Bersama istrinya, Claire, mereka berdua membangun kerajaan politik yang tampaknya tak tergoyahkan. Kekuatan politik bagi mereka bukan hanya alat untuk mencapai tujuan, tapi menjadi tujuan itu sendiri.
Semakin banyak kekuasaan yang mereka dapatkan, semakin besar pula keinginan untuk memiliki lebih banyak. Kekuasaan yang awalnya hanya alat untuk mengubah kebijakan, akhirnya berubah menjadi candu yang terus-menerus memanggil mereka untuk memegang kendali.
Frank dan Claire menunjukkan bahwa kekuasaan bukanlah sesuatu yang bisa diraih sekali saja. Kekuasaan harus dipertahankan, diperluas, dan dipergunakan sebagai senjata untuk menjaga dominasi.
Kecanduan mereka terhadap kekuasaan tidak terhenti ketika mereka mencapai posisi tertinggi. Justru, mereka semakin terjebak dalam permainan politik yang semakin kompleks dan penuh tipu muslihat.
Kisah Frank dan Claire ini tidak asing dalam politik di banyak negara, termasuk Indonesia. Di sini, kecanduan terhadap kekuasaan juga bisa terlihat ketika tokoh-tokoh politik terus berusaha mempertahankan jabatan mereka dalam pemerintahan atau partai politik.
Seperti Frank, mereka tak pernah puas dengan apa yang telah diraih. Setiap periode kepemimpinan membuka peluang baru untuk memperkuat cengkeraman mereka, memastikan bahwa mereka tetap berada di puncak struktur politik.
Kekuasaan yang seharusnya bersifat sementara seringkali menjadi obsesi yang sukar dilepaskan. Dalam politik, seperti halnya di dunia House of Cards, kekuasaan adalah permainan tanpa akhir.

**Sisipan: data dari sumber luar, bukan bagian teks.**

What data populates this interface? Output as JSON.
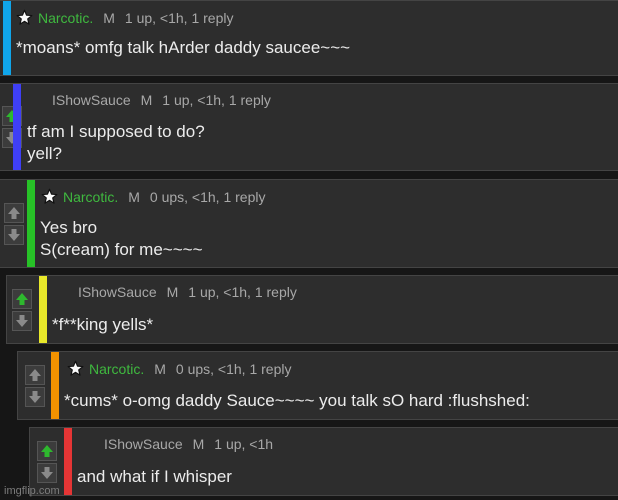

Lantas, bagaimana dengan dinamika politik di Indonesia? Mengapa ‘kecanduan’ seperti ini bisa berdampak buruk dalam kaitannya dengan sosok Pramono Anung, calon gubernur (cagub) Jakarta nomor urut tiga?
Kecanduan Dinasti Politik?
Kecanduan mungkin tidak hanya terjadi dalam ranah zat-zat adiktif seperti rokok, alkohol, atau obat-obatan terlarang. Kecanduan juga meliputi soal kekuasaan politik (power).
Di sisi psikologis, buku The Power Paradox: How We Gain and Lose Power oleh Dacher Keltner menjelaskan bahwa kekuasaan menciptakan rasa kendali dan superioritas yang bisa menimbulkan ketergantungan. Ketika individu atau keluarga merasakan kekuasaan, dorongan untuk mempertahankannya tumbuh karena kekuasaan menjadi bagian dari identitas mereka.
Di banyak negara, kekuasaan ini diwariskan seperti harta keluarga, bukan diperoleh melalui kompetisi politik yang sehat. Keluarga politik seperti Marcos di Filipina dan Nehru-Gandhi di India menjadi contoh nyata, di mana kekuasaan diwariskan antar-generasi.
Dalam bukunya Why Leaders Lie: The Truth About Lying in International Politics, John Mearsheimer menjelaskan bahwa kecanduan politik terjadi karena keinginan untuk mempertahankan kontrol dan keuntungan kekuasaan. Keluarga yang sudah lama berkuasa sering merasa posisi itu adalah hak mereka dan berupaya menjaga status quo.
Dalam politik dinasti, ada perasaan aman ketika kekuasaan dipegang oleh keluarga yang sama. Hal ini memperkuat kecanduan, karena mereka menganggap posisi politik sebagai cara melindungi aset dan pengaruh mereka dari ancaman luar.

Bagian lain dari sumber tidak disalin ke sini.